Então, se dirigiram ao supermercado. Lá chegando, de frente às gôndolas das carnes e congelados, resolveram optar pela simplicidade da gastronomia brasileira e assar uma carne de primeira, acompanhado de um risoto de palmitos, mas logo desistiram quando se encantaram pela oportunidade de comer uma “paella” acompanha de um “filet cambucu” ao forno.
O supermercado escolhido, no entanto, não oferecia ingredientes à altura das exigências daqueles estômagos tão requintados, “filet cambucu”, “pescada irlandesa”. O único peixe à disposição que quase despertou o apetite em ambos foi a “sardinha portuguesa”, mas logo decidiram fazer um “founde de queijo”, o que causou inevitavelmente um clima romântico para o jantar, mas estariam sem acompanhantes, e, mesmo assim, resolveram quebrar o protocolo sabendo que nada além de um bom jantar seria apreciado. Foi quando passaram a escolher os queijos, e foram de “emental”, “gruryere”, “itálico” até ao ousado “roquefort”, que certamente dividiria a história da culinária em dois momentos: F.A.R. e F.D.R. Isto é, o “founde antes do roquefort” e o “founde depois do roquefort”. Os vinhos, nada mais eram exigência do próprio prato, o branco para receita e o tinto para continuar quebrando o protocolo como já haviam decidido desde o início ao elegerem o “founde” desacompanhados.

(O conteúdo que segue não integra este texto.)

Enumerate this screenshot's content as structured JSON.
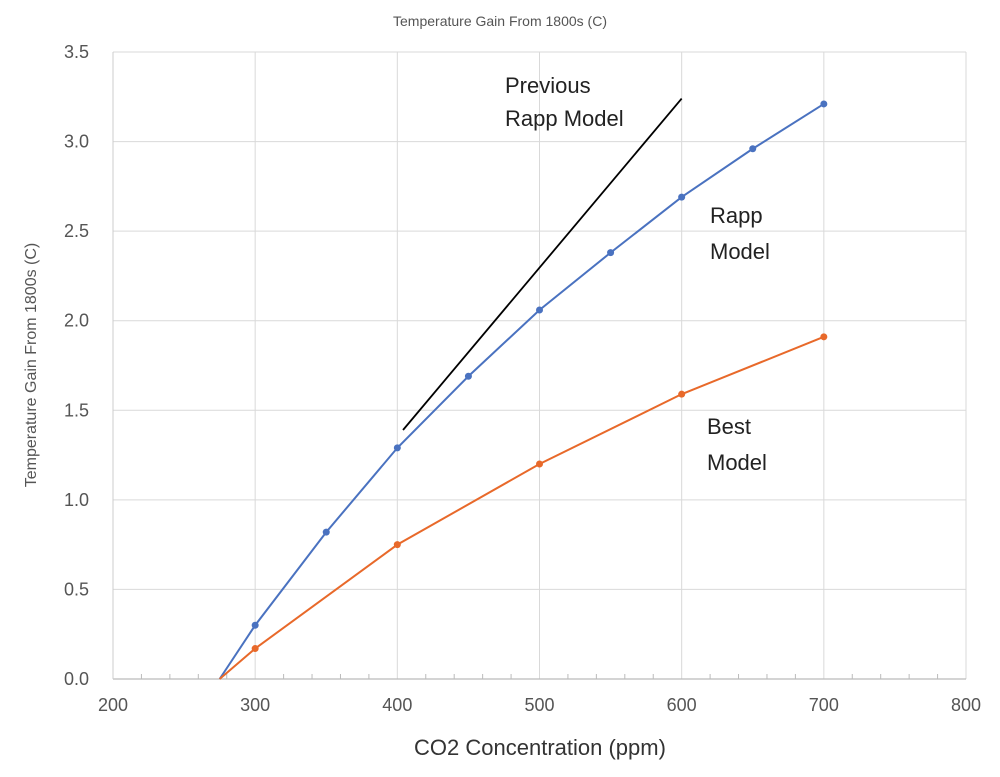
{
  "chart_data": {
    "type": "line",
    "title": "Temperature Gain From 1800s (C)",
    "xlabel": "CO2 Concentration (ppm)",
    "ylabel": "Temperature Gain From 1800s (C)",
    "xlim": [
      200,
      800
    ],
    "ylim": [
      0,
      3.5
    ],
    "xticks": [
      "200",
      "300",
      "400",
      "500",
      "600",
      "700",
      "800"
    ],
    "yticks": [
      "0.0",
      "0.5",
      "1.0",
      "1.5",
      "2.0",
      "2.5",
      "3.0",
      "3.5"
    ],
    "grid": true,
    "series": [
      {
        "name": "Rapp Model",
        "color": "#4a72c0",
        "markers": true,
        "x": [
          275,
          300,
          350,
          400,
          450,
          500,
          550,
          600,
          650,
          700
        ],
        "y": [
          0,
          0.3,
          0.82,
          1.29,
          1.69,
          2.06,
          2.38,
          2.69,
          2.96,
          3.21
        ]
      },
      {
        "name": "Best Model",
        "color": "#e8692a",
        "markers": true,
        "x": [
          275,
          300,
          400,
          500,
          600,
          700
        ],
        "y": [
          0,
          0.17,
          0.75,
          1.2,
          1.59,
          1.91
        ]
      },
      {
        "name": "Previous Rapp Model",
        "color": "#000000",
        "markers": false,
        "x": [
          404,
          600
        ],
        "y": [
          1.39,
          3.24
        ]
      }
    ],
    "annotations": {
      "previous": [
        "Previous",
        "Rapp Model"
      ],
      "rapp": [
        "Rapp",
        "Model"
      ],
      "best": [
        "Best",
        "Model"
      ]
    }
  }
}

A escolha dos vinhos, entretanto, impôs uma disputa de classes. Nem um nem outro admitiriam a utilização de um vinho de última classe, ou até mesmo os nacionais. O supermercado, apesar de sua condição de duas estrelas, possuía uma ótima adega. Então, não abriram mão dos portugueses e dos espanhóis e até discutiram pelos chilenos. Por fim, decidiram que levariam “Casileiro Del Diablo” e “Casal Garcia”, cada um escolhido por um deles, para que a receita não decepcionasse a nenhum dos dois. Nem chegaram a colocá-los no carrinho.

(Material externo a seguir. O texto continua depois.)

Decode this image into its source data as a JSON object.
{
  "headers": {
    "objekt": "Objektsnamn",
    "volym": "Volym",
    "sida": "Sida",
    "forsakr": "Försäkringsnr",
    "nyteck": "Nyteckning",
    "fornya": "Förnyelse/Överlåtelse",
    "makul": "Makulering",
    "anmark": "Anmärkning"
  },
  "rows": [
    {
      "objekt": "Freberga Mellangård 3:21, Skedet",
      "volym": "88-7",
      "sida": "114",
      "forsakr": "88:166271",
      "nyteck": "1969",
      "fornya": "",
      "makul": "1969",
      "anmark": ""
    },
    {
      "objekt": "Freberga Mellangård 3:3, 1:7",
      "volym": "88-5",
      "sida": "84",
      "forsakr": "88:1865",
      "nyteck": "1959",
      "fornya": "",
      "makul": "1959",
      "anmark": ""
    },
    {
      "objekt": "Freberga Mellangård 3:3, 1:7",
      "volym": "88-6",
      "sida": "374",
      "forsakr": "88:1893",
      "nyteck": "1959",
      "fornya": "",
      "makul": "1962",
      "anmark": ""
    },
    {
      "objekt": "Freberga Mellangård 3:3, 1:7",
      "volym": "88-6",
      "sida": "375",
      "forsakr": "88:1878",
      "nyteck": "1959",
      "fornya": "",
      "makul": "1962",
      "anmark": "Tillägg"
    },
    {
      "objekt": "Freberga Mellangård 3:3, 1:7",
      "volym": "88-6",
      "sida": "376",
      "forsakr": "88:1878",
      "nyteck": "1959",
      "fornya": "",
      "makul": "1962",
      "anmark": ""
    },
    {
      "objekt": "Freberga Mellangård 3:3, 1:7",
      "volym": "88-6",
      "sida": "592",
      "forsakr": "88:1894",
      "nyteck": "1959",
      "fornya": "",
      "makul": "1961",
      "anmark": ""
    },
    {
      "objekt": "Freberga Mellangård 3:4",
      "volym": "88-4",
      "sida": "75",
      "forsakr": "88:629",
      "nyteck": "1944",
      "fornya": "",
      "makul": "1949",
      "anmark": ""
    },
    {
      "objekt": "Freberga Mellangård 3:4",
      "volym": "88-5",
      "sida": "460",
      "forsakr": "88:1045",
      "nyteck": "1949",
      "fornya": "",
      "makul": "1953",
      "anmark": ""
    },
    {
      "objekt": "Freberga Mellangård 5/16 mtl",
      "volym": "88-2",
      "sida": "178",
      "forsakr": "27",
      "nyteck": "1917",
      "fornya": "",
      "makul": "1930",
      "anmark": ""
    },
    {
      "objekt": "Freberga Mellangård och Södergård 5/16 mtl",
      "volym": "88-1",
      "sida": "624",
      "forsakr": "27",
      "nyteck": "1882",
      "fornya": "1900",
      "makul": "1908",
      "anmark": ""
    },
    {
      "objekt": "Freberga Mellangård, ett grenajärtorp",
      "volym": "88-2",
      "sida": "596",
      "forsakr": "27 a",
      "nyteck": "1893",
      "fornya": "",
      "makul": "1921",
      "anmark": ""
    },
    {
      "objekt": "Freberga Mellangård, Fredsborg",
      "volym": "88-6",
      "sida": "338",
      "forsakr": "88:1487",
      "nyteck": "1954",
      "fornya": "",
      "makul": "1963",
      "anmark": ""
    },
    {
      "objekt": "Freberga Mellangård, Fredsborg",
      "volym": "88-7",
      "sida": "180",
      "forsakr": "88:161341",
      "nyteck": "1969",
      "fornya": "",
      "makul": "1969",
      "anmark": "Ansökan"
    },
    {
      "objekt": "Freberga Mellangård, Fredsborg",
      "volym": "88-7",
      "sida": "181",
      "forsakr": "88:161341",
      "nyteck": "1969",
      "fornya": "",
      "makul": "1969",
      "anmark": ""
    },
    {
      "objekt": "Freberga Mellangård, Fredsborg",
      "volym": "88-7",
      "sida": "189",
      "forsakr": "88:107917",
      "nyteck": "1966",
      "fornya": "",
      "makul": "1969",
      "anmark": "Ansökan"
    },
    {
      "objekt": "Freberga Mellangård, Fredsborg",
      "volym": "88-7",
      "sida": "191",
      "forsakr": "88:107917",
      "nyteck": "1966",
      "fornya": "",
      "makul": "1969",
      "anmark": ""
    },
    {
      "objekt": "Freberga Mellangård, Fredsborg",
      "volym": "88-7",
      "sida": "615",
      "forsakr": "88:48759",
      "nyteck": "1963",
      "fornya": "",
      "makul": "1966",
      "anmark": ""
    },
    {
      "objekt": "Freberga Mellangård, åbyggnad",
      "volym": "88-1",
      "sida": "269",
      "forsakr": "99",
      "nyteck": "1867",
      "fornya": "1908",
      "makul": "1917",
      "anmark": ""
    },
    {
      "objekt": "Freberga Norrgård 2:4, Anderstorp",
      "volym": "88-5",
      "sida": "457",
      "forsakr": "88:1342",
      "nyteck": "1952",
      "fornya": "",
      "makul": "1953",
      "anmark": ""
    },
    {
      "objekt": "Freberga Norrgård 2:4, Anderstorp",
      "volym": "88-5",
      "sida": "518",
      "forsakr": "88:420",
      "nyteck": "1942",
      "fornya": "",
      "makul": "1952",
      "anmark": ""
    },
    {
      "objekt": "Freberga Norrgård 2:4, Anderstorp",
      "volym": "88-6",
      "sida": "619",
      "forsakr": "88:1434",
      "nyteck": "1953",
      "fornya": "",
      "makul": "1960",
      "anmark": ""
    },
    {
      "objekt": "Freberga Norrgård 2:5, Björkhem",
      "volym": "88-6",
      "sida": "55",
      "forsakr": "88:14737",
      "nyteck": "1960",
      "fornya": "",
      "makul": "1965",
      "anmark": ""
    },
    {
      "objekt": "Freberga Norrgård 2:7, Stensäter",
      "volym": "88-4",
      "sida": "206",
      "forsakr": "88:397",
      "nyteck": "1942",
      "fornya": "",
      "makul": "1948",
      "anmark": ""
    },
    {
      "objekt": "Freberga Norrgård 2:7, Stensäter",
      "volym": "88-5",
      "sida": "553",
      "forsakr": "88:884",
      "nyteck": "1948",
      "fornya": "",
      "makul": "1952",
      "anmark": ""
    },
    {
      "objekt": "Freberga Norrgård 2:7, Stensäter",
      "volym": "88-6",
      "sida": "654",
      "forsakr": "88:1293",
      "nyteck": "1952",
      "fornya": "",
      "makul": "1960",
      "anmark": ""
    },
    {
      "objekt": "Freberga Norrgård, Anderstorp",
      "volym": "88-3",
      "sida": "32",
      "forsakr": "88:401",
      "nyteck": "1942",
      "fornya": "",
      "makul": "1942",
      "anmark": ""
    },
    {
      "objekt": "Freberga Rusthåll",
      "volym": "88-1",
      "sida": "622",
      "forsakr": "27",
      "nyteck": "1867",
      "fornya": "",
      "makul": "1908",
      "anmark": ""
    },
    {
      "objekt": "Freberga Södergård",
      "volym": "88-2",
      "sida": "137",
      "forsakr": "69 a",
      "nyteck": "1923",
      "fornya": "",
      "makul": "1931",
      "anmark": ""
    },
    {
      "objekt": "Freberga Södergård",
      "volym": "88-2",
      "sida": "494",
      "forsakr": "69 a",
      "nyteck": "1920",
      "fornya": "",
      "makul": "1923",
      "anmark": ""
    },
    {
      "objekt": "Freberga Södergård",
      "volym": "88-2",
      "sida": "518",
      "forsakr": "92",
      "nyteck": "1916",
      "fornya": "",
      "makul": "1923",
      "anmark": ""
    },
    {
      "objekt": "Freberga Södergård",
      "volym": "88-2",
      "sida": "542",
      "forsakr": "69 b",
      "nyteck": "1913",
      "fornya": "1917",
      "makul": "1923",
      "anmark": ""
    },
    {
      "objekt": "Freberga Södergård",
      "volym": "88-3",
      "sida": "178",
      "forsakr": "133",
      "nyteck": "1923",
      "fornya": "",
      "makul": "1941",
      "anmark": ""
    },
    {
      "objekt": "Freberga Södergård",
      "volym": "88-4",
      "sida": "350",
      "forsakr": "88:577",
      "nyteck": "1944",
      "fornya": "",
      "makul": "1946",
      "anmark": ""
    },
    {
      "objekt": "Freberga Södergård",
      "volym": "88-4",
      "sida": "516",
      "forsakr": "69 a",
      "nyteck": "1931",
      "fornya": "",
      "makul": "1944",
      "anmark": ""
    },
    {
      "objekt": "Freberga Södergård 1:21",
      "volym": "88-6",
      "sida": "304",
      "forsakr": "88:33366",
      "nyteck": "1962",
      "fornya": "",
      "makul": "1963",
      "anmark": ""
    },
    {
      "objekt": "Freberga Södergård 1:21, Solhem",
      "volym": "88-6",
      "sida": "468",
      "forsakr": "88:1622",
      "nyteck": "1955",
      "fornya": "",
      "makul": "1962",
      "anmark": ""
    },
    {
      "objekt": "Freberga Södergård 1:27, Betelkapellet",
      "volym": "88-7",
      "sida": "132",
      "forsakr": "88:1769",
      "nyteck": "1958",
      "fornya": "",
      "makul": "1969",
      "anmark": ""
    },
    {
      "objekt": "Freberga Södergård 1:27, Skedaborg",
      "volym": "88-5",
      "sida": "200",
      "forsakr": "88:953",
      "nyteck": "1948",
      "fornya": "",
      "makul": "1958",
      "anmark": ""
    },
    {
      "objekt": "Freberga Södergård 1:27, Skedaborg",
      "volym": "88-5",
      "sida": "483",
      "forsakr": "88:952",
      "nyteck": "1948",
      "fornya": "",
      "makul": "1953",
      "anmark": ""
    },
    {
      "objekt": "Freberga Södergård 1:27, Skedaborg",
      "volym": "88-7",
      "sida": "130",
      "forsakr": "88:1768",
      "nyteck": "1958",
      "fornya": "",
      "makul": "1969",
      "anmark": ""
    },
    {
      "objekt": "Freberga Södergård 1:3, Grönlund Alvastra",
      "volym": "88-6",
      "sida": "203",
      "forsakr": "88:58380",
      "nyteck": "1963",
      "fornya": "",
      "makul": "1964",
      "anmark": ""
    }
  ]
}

Pareciam bebes recém nascidos nos cuidadosos braços. Cada um com o seu.
Quando ainda se dirigiam para o caixa se deram conta que o dinheiro que juntos possuíam, Rafael que havia perdido tudo depois da separação e Thiago recém colocado no mercado de trabalho, não cobria metade das suas escolhas. Sem nem mesmo haver quebra de braço, diante da evidência constatada sem nenhuma palavra e apenas com o entreolhar e um golpe de vista no carrinho, um seguido do outro, quase que imediatamente, optaram pela escolha de um prato italiano mais convencional:
- Macarronada!!! Exclamaram, já que a conta alcançaria o quíntuplo do couvert de qualquer restaurante da região.

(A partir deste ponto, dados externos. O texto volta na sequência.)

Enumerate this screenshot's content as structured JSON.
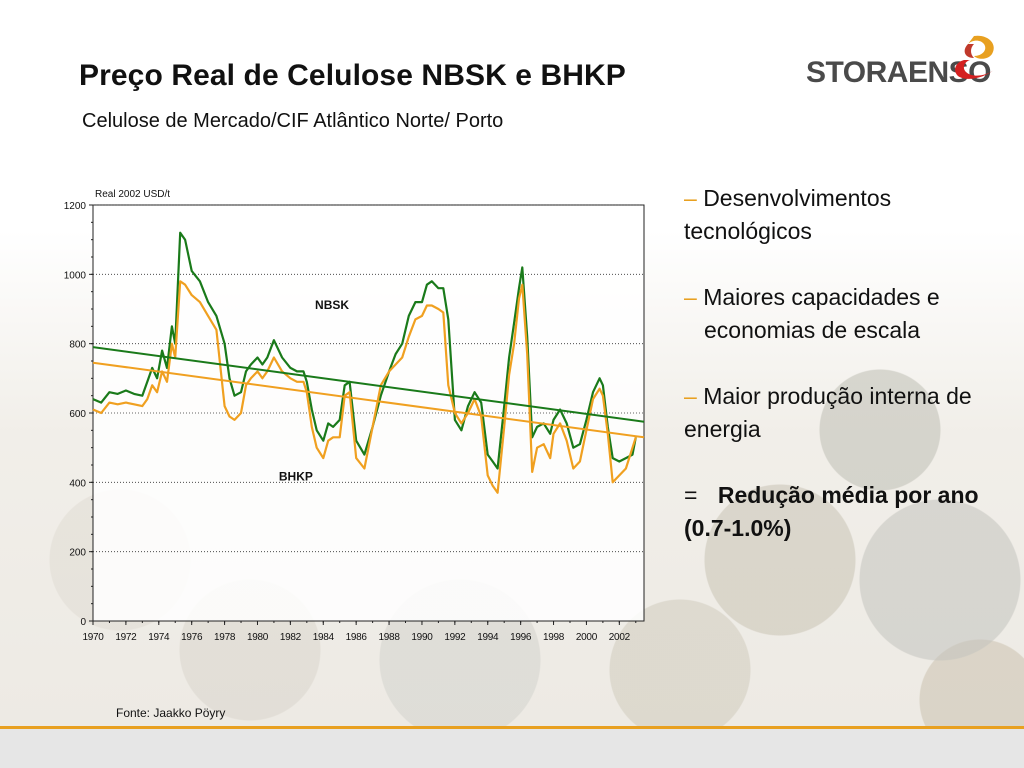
{
  "title": "Preço Real de Celulose NBSK e BHKP",
  "subtitle": "Celulose de Mercado/CIF Atlântico Norte/ Porto",
  "logo": {
    "text": "STORAENSO"
  },
  "bullets": [
    {
      "dash": "–",
      "line1": "Desenvolvimentos",
      "line2": "tecnológicos"
    },
    {
      "dash": "–",
      "line1": "Maiores capacidades e",
      "line2": "economias de escala"
    },
    {
      "dash": "–",
      "line1": "Maior produção interna de",
      "line2": "energia"
    }
  ],
  "conclusion": {
    "prefix": "=",
    "line1": "Redução média por ano",
    "line2": "(0.7-1.0%)"
  },
  "source": "Fonte: Jaakko Pöyry",
  "colors": {
    "nbsk": "#1a7a1a",
    "bhkp": "#f0a020",
    "accent": "#e8a020"
  },
  "chart_data": {
    "type": "line",
    "unit_label": "Real 2002 USD/t",
    "ylim": [
      0,
      1200
    ],
    "yticks": [
      "0",
      "200",
      "400",
      "600",
      "800",
      "1000",
      "1200"
    ],
    "xlim": [
      1970,
      2003.5
    ],
    "xticks": [
      "1970",
      "1972",
      "1974",
      "1976",
      "1978",
      "1980",
      "1982",
      "1984",
      "1986",
      "1988",
      "1990",
      "1992",
      "1994",
      "1996",
      "1998",
      "2000",
      "2002"
    ],
    "grid": "horizontal dotted",
    "series": [
      {
        "name": "NBSK",
        "x": [
          1970,
          1970.5,
          1971,
          1971.5,
          1972,
          1972.5,
          1973,
          1973.3,
          1973.6,
          1973.9,
          1974.2,
          1974.5,
          1974.8,
          1975,
          1975.3,
          1975.6,
          1976,
          1976.5,
          1977,
          1977.5,
          1978,
          1978.3,
          1978.6,
          1979,
          1979.3,
          1979.6,
          1980,
          1980.3,
          1980.6,
          1981,
          1981.5,
          1982,
          1982.4,
          1982.8,
          1983,
          1983.3,
          1983.6,
          1984,
          1984.3,
          1984.6,
          1985,
          1985.3,
          1985.6,
          1986,
          1986.5,
          1987,
          1987.5,
          1988,
          1988.4,
          1988.8,
          1989.2,
          1989.6,
          1990,
          1990.3,
          1990.6,
          1991,
          1991.3,
          1991.6,
          1992,
          1992.4,
          1992.8,
          1993.2,
          1993.6,
          1994,
          1994.3,
          1994.6,
          1995,
          1995.3,
          1995.6,
          1995.9,
          1996.1,
          1996.4,
          1996.7,
          1997,
          1997.4,
          1997.8,
          1998,
          1998.4,
          1998.8,
          1999.2,
          1999.6,
          2000,
          2000.4,
          2000.8,
          2001,
          2001.3,
          2001.6,
          2002,
          2002.4,
          2002.8,
          2003
        ],
        "values": [
          640,
          630,
          660,
          655,
          665,
          655,
          650,
          690,
          730,
          700,
          780,
          730,
          850,
          800,
          1120,
          1100,
          1010,
          980,
          920,
          880,
          800,
          700,
          650,
          660,
          720,
          740,
          760,
          740,
          760,
          810,
          760,
          730,
          720,
          720,
          690,
          610,
          550,
          520,
          570,
          560,
          580,
          680,
          690,
          520,
          480,
          560,
          650,
          720,
          770,
          800,
          880,
          920,
          920,
          970,
          980,
          960,
          960,
          870,
          580,
          550,
          620,
          660,
          630,
          480,
          460,
          440,
          620,
          760,
          860,
          960,
          1020,
          820,
          530,
          560,
          570,
          540,
          580,
          610,
          570,
          500,
          510,
          580,
          660,
          700,
          680,
          560,
          470,
          460,
          470,
          480,
          530
        ]
      },
      {
        "name": "BHKP",
        "x": [
          1970,
          1970.5,
          1971,
          1971.5,
          1972,
          1972.5,
          1973,
          1973.3,
          1973.6,
          1973.9,
          1974.2,
          1974.5,
          1974.8,
          1975,
          1975.3,
          1975.6,
          1976,
          1976.5,
          1977,
          1977.5,
          1978,
          1978.3,
          1978.6,
          1979,
          1979.3,
          1979.6,
          1980,
          1980.3,
          1980.6,
          1981,
          1981.5,
          1982,
          1982.4,
          1982.8,
          1983,
          1983.3,
          1983.6,
          1984,
          1984.3,
          1984.6,
          1985,
          1985.3,
          1985.6,
          1986,
          1986.5,
          1987,
          1987.5,
          1988,
          1988.4,
          1988.8,
          1989.2,
          1989.6,
          1990,
          1990.3,
          1990.6,
          1991,
          1991.3,
          1991.6,
          1992,
          1992.4,
          1992.8,
          1993.2,
          1993.6,
          1994,
          1994.3,
          1994.6,
          1995,
          1995.3,
          1995.6,
          1995.9,
          1996.1,
          1996.4,
          1996.7,
          1997,
          1997.4,
          1997.8,
          1998,
          1998.4,
          1998.8,
          1999.2,
          1999.6,
          2000,
          2000.4,
          2000.8,
          2001,
          2001.3,
          2001.6,
          2002,
          2002.4,
          2002.8,
          2003
        ],
        "values": [
          610,
          600,
          630,
          625,
          630,
          625,
          620,
          640,
          680,
          660,
          720,
          690,
          800,
          760,
          980,
          970,
          940,
          920,
          880,
          840,
          620,
          590,
          580,
          600,
          680,
          700,
          720,
          700,
          720,
          760,
          720,
          700,
          690,
          690,
          660,
          560,
          500,
          470,
          520,
          530,
          530,
          650,
          660,
          470,
          440,
          560,
          680,
          720,
          740,
          760,
          820,
          870,
          880,
          910,
          910,
          900,
          890,
          680,
          600,
          570,
          600,
          640,
          590,
          420,
          390,
          370,
          560,
          710,
          800,
          930,
          970,
          770,
          430,
          500,
          510,
          470,
          540,
          570,
          520,
          440,
          460,
          550,
          640,
          670,
          650,
          540,
          400,
          420,
          440,
          500,
          530
        ]
      },
      {
        "name": "",
        "trend": true,
        "x": [
          1970,
          2003.5
        ],
        "values": [
          790,
          575
        ]
      },
      {
        "name": "",
        "trend": true,
        "x": [
          1970,
          2003.5
        ],
        "values": [
          745,
          530
        ]
      }
    ],
    "annotations": [
      "NBSK",
      "BHKP"
    ]
  }
}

Ainda sim, mesmo com a macarronada que sem dúvida seria de pasta legítima italiana, a conta ultrapassaria a soma dos vinhos que nenhum deles estaria disposto a desistir, depois de uma hora e meia de grandes conflitos e demonstração acerca do elevado conhecimento dos vinhos pelos reconhecidos enólogos que se intitulavam. Então, de uma vez por todas, decidiram ir logo para casa, comprar massa pronta para “pizza frita”, “mussarela” e “molho de tomate”. Assim não se distanciariam da Itália e não perderiam a pose do jantar de classe que resolveram dar a si mesmos.
Embebedaram-se como se fossem reis da França e da Espanha, mas comeram mal como Americanos em “fast-food”, e no dia seguinte propalaram que tiveram uma noite de competição gastronômica, mas não passavam de emergentes agora à beira da bancarrota.
O álcool, na verdade, é que era o prato principal e fora escolhido inconscientemente; o vinho era apenas o fluído necessário para conduzir o álcool de maneira mais requintada e proporcionar a conexão com a ilusão de sentir as sensações daquilo que já não mais podiam pagar.
MÁRCIO GUSTAVO PEREIRA LIMA, com a colaboração insubstituível de THIAGO NICOLAS IMPARATO, no preparo das pizzas.